Celtic have confirmed that they are to select Rod Stewart in goal for the rest of the season after the SFA demanded changes to make Scottish football more interesting.
Brendan Rodgers’ side are a gigantic 27 points ahead of the rest of the league with 14 matches remaining.
This has prompted SFA bosses to convene an emergency meeting due to fears that the Scottish top flight is in immediate danger of becoming a hugely predictable laughing stock.
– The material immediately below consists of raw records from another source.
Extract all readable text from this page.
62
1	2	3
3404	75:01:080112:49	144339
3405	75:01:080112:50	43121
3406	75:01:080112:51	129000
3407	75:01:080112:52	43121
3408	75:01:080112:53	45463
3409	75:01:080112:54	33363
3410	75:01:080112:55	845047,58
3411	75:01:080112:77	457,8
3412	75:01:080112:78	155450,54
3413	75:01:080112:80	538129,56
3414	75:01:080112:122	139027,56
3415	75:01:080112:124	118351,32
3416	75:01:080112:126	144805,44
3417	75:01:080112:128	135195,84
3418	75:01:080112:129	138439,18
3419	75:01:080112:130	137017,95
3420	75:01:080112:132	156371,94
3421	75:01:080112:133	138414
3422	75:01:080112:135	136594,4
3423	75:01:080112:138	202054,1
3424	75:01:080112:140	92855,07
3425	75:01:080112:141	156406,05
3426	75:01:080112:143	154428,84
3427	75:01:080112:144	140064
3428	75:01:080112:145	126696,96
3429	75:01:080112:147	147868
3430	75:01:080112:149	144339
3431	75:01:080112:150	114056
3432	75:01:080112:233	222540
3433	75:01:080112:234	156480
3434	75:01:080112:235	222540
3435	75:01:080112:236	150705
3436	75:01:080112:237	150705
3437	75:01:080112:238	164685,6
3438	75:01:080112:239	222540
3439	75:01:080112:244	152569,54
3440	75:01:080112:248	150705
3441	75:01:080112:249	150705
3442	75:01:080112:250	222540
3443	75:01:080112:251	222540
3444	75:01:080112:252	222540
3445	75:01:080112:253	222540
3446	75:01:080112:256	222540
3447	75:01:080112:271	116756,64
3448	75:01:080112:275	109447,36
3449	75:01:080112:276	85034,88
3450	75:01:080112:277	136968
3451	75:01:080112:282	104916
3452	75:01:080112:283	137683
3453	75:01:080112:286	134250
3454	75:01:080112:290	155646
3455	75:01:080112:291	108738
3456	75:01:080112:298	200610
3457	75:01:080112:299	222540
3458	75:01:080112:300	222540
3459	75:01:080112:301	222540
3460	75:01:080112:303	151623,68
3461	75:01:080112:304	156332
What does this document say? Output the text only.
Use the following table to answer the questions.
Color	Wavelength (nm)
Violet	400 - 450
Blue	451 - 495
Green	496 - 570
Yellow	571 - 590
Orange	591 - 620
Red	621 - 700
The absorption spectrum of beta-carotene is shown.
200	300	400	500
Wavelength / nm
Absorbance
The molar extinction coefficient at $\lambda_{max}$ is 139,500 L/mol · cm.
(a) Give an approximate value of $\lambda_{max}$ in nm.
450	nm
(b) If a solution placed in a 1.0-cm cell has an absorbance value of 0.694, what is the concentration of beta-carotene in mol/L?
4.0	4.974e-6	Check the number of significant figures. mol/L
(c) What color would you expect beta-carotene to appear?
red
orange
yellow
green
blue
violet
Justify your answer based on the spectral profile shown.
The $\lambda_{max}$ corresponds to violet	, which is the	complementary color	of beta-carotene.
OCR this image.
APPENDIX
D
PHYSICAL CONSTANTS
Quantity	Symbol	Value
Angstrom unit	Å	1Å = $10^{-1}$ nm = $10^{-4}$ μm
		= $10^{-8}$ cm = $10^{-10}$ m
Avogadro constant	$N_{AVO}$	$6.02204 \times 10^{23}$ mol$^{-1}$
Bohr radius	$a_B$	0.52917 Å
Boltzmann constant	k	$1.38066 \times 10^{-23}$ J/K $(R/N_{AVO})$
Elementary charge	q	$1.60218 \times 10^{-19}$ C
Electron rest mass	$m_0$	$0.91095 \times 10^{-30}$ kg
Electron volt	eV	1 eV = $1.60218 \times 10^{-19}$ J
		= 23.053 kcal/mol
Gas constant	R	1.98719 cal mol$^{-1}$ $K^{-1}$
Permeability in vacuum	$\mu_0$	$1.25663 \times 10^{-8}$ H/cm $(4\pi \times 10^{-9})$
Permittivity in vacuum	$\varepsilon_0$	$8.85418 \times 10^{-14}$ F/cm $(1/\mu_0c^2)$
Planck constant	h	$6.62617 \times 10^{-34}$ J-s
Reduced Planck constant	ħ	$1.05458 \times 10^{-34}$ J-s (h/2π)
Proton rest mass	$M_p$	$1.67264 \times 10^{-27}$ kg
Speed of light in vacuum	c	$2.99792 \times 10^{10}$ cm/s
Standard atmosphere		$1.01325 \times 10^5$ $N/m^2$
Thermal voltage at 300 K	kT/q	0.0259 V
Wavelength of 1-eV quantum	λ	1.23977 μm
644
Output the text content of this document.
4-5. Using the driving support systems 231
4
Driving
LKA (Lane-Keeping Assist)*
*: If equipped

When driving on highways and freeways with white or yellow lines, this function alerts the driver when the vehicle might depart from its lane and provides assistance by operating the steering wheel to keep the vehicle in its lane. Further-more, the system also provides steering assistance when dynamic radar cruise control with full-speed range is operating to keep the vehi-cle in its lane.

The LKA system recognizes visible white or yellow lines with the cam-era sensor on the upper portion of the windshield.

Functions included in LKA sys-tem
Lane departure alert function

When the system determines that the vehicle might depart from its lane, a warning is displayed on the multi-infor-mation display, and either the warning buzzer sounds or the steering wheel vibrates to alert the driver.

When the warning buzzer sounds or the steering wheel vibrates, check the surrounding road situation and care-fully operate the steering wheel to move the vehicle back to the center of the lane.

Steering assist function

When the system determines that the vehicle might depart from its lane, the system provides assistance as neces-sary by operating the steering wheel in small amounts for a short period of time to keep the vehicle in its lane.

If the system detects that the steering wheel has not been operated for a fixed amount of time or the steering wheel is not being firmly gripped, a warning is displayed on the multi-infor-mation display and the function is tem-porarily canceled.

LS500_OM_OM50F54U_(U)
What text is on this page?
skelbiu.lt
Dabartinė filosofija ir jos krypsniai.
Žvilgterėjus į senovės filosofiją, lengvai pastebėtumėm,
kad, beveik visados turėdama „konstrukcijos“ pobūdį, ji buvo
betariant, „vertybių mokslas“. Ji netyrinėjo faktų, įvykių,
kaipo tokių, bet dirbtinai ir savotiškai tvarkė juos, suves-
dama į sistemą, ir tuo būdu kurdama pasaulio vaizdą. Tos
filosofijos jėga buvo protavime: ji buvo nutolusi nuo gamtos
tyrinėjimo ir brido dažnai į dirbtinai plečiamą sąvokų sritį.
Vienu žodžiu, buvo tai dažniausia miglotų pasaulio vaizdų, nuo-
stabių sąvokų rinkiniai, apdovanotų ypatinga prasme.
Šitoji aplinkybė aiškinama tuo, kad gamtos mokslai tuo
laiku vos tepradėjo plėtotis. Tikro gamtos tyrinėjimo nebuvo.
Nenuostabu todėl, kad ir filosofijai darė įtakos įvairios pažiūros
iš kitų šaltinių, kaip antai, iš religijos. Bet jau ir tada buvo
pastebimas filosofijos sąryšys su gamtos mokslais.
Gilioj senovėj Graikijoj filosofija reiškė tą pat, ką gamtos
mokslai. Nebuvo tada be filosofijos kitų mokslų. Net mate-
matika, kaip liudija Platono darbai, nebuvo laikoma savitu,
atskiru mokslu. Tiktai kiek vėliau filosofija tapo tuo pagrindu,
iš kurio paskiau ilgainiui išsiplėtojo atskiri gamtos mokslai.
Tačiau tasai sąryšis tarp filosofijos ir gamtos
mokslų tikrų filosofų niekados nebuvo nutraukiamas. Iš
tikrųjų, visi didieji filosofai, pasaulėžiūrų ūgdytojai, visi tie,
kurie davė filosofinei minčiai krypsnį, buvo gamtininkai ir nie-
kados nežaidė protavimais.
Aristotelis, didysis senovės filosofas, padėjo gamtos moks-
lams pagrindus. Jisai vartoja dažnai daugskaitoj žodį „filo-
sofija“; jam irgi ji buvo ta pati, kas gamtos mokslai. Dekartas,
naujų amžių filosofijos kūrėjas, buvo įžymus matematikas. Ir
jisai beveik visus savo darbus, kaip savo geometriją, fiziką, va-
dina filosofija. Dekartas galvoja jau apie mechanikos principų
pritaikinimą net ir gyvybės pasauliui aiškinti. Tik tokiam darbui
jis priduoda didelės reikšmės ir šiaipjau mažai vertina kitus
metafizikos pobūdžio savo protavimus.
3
The SFA then requested that Celtic play with a handicap or they will deny them the league title due to this being a piece of piss they could win with their eyes closed.
Forcing Celtic to pick 72-year-old rock star Stewart in goal was agreed ahead of a number of other options to level the playing field.
These included making Celtic’s starting XI each down a two-litre bottle of Irn-Bru on the pitch before kick-off, handcuffing Moussa Dembele to Scott Brown and – most drastically of all – forcing Celtic to rehire Ronny Deila as manager.
Stewart has already been hired by the SFA this season to make the Scottish Cup draw – a duty the star pulled off with great charm and professionalism, despite one too many Highland Spring mineral waters leading him to pinch the SFA president’s bottom.
Stewart appeared alongside Brendan Rodgers at a press conference yesterday and sang:
Wake up Scotland, I think I’ve got something you’ve got to hear.
By late September we really should never be 12 points clear.
You’re all just a bunch of jokes.
We’d beat you still with Anthony Stokes.
But what do I care if we win year after year?